Si pendente appellatione mors intervenerit
(If Death Should Occur While an Appeal is Pending.)
1Macer, On Appeals, Book II. Where the appellant dies without leaving an heir, an appeal of this kind is extinguished. If, however, an heir of the appellant should appear, and no one else has any interest in stating the ground for the appeal, the heir cannot be forced to prosecute it. But when the Treasury, or any other party against whom the appeal was taken, is interested in the case, the heir will be required to state the grounds for the appeal. No one has any interest, where, for example, the party has been relegated without having been deprived of his property.

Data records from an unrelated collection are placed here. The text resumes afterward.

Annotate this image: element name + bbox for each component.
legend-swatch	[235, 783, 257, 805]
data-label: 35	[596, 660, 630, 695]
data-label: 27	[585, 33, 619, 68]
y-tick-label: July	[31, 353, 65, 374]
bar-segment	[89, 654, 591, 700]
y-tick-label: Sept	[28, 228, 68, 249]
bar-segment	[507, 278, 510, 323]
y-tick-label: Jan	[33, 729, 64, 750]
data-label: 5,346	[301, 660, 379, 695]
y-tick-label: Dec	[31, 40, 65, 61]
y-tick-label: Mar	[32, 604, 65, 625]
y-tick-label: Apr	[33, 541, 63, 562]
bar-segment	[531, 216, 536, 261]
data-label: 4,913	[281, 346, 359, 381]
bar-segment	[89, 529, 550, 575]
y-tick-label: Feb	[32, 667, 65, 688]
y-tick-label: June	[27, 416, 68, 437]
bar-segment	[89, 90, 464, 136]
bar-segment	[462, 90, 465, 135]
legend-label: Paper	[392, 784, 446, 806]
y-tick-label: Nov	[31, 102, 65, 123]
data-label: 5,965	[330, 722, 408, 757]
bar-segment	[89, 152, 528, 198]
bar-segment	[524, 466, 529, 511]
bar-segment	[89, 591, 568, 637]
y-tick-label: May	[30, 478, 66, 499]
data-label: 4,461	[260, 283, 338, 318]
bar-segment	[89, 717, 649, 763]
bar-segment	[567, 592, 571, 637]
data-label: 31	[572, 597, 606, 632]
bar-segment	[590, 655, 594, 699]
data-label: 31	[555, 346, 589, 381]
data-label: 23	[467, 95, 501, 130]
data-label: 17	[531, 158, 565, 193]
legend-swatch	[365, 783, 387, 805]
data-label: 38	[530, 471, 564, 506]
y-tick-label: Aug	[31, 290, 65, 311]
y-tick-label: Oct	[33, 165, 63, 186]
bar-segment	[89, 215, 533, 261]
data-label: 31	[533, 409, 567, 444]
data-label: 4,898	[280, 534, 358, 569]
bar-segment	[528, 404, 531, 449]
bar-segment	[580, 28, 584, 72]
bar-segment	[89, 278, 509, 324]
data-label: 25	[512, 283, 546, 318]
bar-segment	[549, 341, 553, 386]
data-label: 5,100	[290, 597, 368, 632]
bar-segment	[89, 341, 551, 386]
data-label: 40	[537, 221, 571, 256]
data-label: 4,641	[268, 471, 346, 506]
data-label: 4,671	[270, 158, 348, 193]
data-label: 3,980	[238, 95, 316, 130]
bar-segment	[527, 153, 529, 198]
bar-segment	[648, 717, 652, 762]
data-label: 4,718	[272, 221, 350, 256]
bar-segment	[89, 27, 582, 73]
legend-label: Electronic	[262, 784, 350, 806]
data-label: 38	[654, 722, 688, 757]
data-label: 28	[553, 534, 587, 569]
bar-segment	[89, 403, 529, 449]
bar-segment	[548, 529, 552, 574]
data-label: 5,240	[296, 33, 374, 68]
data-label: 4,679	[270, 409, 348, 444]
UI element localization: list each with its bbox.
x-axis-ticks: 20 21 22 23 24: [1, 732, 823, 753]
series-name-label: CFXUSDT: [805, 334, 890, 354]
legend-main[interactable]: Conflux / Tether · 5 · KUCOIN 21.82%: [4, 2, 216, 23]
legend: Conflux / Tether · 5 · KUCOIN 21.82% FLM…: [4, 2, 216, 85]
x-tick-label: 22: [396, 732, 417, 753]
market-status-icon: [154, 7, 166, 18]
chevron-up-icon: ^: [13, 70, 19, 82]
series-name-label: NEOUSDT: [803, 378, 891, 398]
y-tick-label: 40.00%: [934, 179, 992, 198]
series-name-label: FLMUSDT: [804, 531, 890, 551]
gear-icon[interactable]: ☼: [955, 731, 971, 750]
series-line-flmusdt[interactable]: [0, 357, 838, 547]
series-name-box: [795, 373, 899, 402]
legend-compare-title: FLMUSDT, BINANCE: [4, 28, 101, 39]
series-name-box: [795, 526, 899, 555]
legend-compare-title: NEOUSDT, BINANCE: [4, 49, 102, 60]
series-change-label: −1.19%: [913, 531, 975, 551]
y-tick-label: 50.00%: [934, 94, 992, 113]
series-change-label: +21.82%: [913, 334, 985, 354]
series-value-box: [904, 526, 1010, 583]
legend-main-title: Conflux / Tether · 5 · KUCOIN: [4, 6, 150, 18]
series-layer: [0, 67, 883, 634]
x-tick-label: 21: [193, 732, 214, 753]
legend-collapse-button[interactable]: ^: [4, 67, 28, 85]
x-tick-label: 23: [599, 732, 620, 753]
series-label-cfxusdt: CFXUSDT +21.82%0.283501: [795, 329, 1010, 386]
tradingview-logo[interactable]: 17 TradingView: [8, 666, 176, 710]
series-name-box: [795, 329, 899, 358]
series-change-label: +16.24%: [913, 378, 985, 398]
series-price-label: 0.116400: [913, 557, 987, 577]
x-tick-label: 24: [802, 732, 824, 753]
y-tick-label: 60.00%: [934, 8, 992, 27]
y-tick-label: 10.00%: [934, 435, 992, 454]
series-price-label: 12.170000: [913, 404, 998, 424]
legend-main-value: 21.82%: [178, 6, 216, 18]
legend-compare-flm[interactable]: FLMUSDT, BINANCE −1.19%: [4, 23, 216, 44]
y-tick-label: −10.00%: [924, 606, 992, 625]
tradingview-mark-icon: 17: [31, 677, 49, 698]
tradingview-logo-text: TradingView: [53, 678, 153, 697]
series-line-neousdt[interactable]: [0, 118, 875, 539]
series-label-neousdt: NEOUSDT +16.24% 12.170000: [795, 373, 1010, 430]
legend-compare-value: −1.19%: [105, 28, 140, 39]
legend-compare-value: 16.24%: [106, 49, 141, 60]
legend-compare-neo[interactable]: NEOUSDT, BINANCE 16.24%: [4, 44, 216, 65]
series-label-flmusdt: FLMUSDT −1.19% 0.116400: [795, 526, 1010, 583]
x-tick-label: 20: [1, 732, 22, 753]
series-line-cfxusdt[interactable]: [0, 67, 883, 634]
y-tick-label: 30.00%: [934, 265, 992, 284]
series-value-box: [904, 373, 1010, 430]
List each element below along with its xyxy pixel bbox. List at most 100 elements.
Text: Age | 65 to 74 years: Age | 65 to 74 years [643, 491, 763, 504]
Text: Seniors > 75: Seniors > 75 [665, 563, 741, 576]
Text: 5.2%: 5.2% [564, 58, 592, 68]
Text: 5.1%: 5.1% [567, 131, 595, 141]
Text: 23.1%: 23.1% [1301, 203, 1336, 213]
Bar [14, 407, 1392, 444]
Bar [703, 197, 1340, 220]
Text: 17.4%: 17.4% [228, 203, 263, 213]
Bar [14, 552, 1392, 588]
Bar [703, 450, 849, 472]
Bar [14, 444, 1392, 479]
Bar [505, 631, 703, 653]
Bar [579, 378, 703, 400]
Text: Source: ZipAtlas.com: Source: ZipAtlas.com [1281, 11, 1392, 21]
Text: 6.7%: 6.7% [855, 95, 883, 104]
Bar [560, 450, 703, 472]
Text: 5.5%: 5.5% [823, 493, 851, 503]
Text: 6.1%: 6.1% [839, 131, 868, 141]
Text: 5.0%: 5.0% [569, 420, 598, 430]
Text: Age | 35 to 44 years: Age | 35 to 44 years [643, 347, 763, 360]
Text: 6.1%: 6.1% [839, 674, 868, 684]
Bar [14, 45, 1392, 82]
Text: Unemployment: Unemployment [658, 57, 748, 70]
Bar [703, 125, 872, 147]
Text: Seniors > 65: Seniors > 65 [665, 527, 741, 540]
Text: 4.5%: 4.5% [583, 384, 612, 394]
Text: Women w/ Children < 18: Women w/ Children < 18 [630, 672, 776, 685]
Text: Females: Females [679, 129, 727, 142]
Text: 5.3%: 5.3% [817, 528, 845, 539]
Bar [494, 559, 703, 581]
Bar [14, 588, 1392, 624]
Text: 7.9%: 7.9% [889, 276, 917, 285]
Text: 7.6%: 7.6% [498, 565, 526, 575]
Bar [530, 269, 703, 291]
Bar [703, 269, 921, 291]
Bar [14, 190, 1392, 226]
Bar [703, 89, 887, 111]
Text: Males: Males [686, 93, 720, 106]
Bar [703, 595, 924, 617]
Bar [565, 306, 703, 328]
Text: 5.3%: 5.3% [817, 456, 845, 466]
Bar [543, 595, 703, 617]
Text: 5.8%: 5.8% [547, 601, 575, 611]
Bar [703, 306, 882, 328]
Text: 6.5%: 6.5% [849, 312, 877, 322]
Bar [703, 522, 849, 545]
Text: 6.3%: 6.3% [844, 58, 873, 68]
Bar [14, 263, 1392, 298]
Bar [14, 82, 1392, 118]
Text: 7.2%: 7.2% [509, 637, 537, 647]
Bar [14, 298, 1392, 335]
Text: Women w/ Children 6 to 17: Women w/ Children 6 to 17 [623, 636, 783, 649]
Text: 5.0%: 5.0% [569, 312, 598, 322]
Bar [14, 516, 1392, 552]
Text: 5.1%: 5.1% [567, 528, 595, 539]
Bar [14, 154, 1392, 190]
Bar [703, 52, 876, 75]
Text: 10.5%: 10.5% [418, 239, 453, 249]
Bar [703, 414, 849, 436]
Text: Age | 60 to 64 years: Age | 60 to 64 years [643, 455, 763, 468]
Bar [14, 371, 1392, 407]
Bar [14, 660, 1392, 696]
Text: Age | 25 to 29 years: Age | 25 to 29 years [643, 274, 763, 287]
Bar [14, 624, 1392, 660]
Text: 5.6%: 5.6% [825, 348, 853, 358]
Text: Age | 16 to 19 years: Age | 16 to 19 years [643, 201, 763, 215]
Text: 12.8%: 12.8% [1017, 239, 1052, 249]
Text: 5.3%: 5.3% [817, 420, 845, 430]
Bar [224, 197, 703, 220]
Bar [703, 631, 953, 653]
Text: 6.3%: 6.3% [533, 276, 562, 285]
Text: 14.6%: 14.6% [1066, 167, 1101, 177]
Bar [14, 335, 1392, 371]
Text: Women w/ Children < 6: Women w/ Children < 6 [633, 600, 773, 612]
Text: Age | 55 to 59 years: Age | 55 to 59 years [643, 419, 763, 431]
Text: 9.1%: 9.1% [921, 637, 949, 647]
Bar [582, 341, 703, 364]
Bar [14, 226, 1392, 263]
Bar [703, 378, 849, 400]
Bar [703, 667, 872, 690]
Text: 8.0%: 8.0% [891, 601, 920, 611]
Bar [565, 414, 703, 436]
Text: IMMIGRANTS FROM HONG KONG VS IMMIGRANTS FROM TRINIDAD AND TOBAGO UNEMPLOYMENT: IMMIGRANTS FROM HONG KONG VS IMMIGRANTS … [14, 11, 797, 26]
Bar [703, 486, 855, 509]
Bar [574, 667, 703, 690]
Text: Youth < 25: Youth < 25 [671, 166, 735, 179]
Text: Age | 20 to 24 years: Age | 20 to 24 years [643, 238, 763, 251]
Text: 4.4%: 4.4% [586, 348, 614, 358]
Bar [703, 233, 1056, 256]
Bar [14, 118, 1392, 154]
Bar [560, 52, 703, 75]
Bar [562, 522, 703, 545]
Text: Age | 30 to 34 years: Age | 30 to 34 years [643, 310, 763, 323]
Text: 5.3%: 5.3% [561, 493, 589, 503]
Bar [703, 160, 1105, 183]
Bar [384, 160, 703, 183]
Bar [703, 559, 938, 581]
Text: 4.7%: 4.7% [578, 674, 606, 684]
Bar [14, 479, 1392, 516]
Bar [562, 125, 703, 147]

In case he should be relegated after having been deprived of his property, or be deported to an island, or sentenced to the mines, or should die after the appeal was taken, our Emperor Alexander made the following statement in a Rescript addressed to Pletorius, a soldier, as being applicable: “Although, while the appeal is pending, the accusation of the defendant is annulled by death, still, as it is alleged that a part of his property has been confiscated under the judgment, be who is entitled to the benefit of the succession can only obtain it if he gives good reasons for the appeal, and establishes the injustice of the decision.” 1If a guardian, after having taken an appeal pertaining to the business of his ward, should die, his heir will be compelled to state the grounds for the appeal, even if he has already rendered his account of the guardianship, for the reason that it is sufficient that he would have been obliged to state the grounds for it at the time of his death. The Divine Severus and Antoninus, however, stated in a Rescript that a guardian, after having rendered his accounts, should not be compelled to set forth the grounds of the appeal.